Disk quotas and the like: is there a standard?

Elizabeth Zwicky zwicky at erg.sri.com
Wed Jan 9 07:09:17 AEST 1991


In article <321 at bria.AIX>  writes:
>The one thing that UNIX (at least the UNIX's that I've worked with) doesn't
>seem to deal with is disk quotas.  One of the things that I liked about
>VMS was the ability to set quotas, set a sort of "grace" quota above that,
>and be able to give a user the privilege to exceed disk quotas.

>Something comparable under UNIX would be useful, and no doubt there are
>quite a few flavors that do use quotas ... the question being, are
>disk quotas part of the POSIX standard?  What flavors of UNIX out there
>do have a quota scheme?
 
I don't know about POSIX; in general, BSD-derived flavours of UNIX do
have quotas, based on file ownerships. They even work adequately on
non-networked file systems for some sites. Mixing quotas with NFS
gives results that can be charitably described as mixed (that is to
say, I do actually know of one situation in which it does work, and in
all the rest it ranges from broken to incredibly broken). I wouldn't
advise it unless you carefully test what happens when you attempt to
go over your quota on a remote system in every possible combination of
local and remote operating systems; a lot of combinations result in
silent failure of over-quota writes, which is liable to upset people.

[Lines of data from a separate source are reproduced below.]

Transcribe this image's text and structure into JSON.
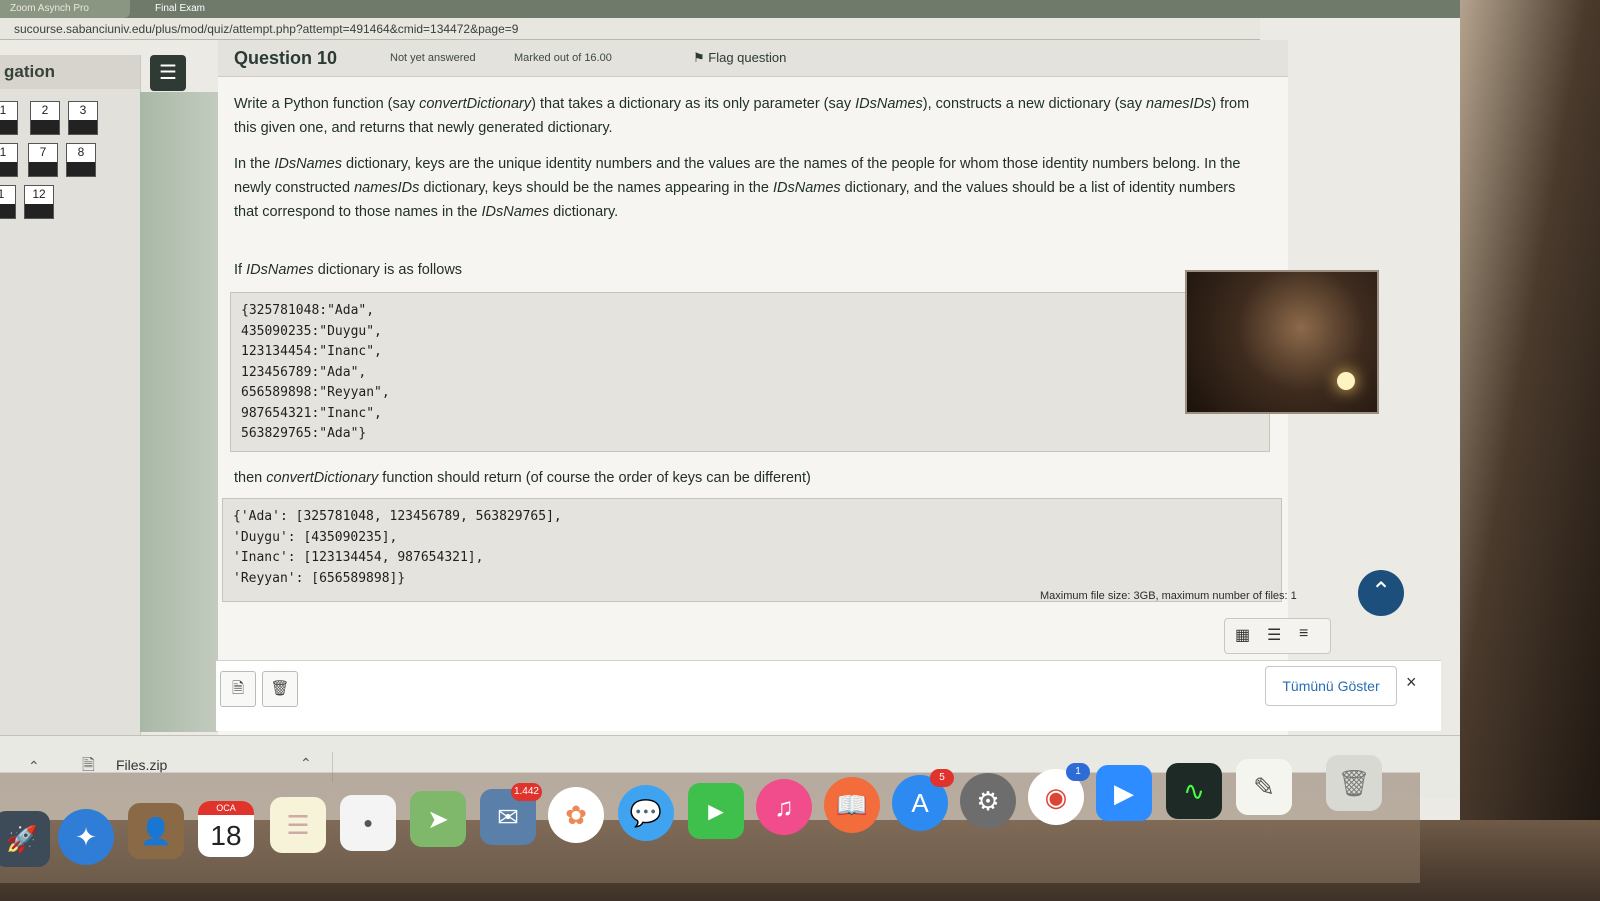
{
  "browser": {
    "tab_active": "Zoom Asynch Pro",
    "tab_second": "Final Exam",
    "url": "sucourse.sabanciuniv.edu/plus/mod/quiz/attempt.php?attempt=491464&cmid=134472&page=9"
  },
  "navigation": {
    "title": "gation",
    "boxes": [
      "1",
      "2",
      "3",
      "1",
      "7",
      "8",
      "1",
      "12"
    ]
  },
  "question": {
    "title": "Question 10",
    "state": "Not yet answered",
    "marked": "Marked out of 16.00",
    "flag": "Flag question",
    "para1_a": "Write a Python function (say ",
    "para1_fn": "convertDictionary",
    "para1_b": ") that takes a dictionary as its only parameter (say ",
    "para1_p": "IDsNames",
    "para1_c": "), constructs a new dictionary (say ",
    "para1_n": "namesIDs",
    "para1_d": ") from this given one, and returns that newly generated dictionary.",
    "para2_a": "In the ",
    "para2_i": "IDsNames",
    "para2_b": " dictionary, keys are the unique identity numbers and the values are the names of the people for whom those identity numbers belong. In the newly constructed ",
    "para2_n": "namesIDs",
    "para2_c": " dictionary, keys should be the names appearing in the ",
    "para2_i2": "IDsNames",
    "para2_d": " dictionary, and the values should be a list of identity numbers that correspond to those names in the ",
    "para2_i3": "IDsNames",
    "para2_e": " dictionary.",
    "para3_a": "If ",
    "para3_i": "IDsNames",
    "para3_b": " dictionary is as follows",
    "code1": [
      "{325781048:\"Ada\",",
      "435090235:\"Duygu\",",
      "123134454:\"Inanc\",",
      "123456789:\"Ada\",",
      "656589898:\"Reyyan\",",
      "987654321:\"Inanc\",",
      "563829765:\"Ada\"}"
    ],
    "para4_a": "then ",
    "para4_i": "convertDictionary",
    "para4_b": " function should return (of course the order of keys can be different)",
    "code2": [
      "{'Ada': [325781048, 123456789, 563829765],",
      "'Duygu': [435090235],",
      "'Inanc': [123134454, 987654321],",
      "'Reyyan': [656589898]}"
    ]
  },
  "upload": {
    "limits": "Maximum file size: 3GB, maximum number of files: 1"
  },
  "downloads": {
    "file_name": "Files.zip",
    "show_all": "Tümünü Göster",
    "close": "×"
  },
  "dock": {
    "calendar_month": "OCA",
    "calendar_day": "18",
    "badge_mail": "1.442",
    "badge_appstore": "5",
    "badge_chrome": "1"
  }
}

The normal UNIX quota system works by looking at ownership of files,
and allows one to set a soft quota (it nags at you if you exceed it)
and a hard quota (you can't exceed it). It allows only positive
non-zero quotas. It requires that quotas be explicitly set
per-user-per-filesystem (that is, you must set a quota for each user
on each filesystem; quotas work only per filesystem), and if they are
not defaults to infinity. In most environments, it's not really
satisfactory. Large sites usually run without quotas, using
locally-developed schemes to monitor and control disk usage. For a
discussion of one such scheme, see my paper "Disk Space Management
Without Quotas" in the proceeding of the third Usenix Large
Installation System Administration workshop.

I would dearly love to see a paper that discussed desirable features
of quota systems, and compared existing quota systems of various kinds
in UNIX to what one would like to have, and suggested what someone
with a large site could do. And if someone else would like to write
such a paper (it would be a great topic for a LISA paper) I'd be happy
to provide what help and encouragement I can.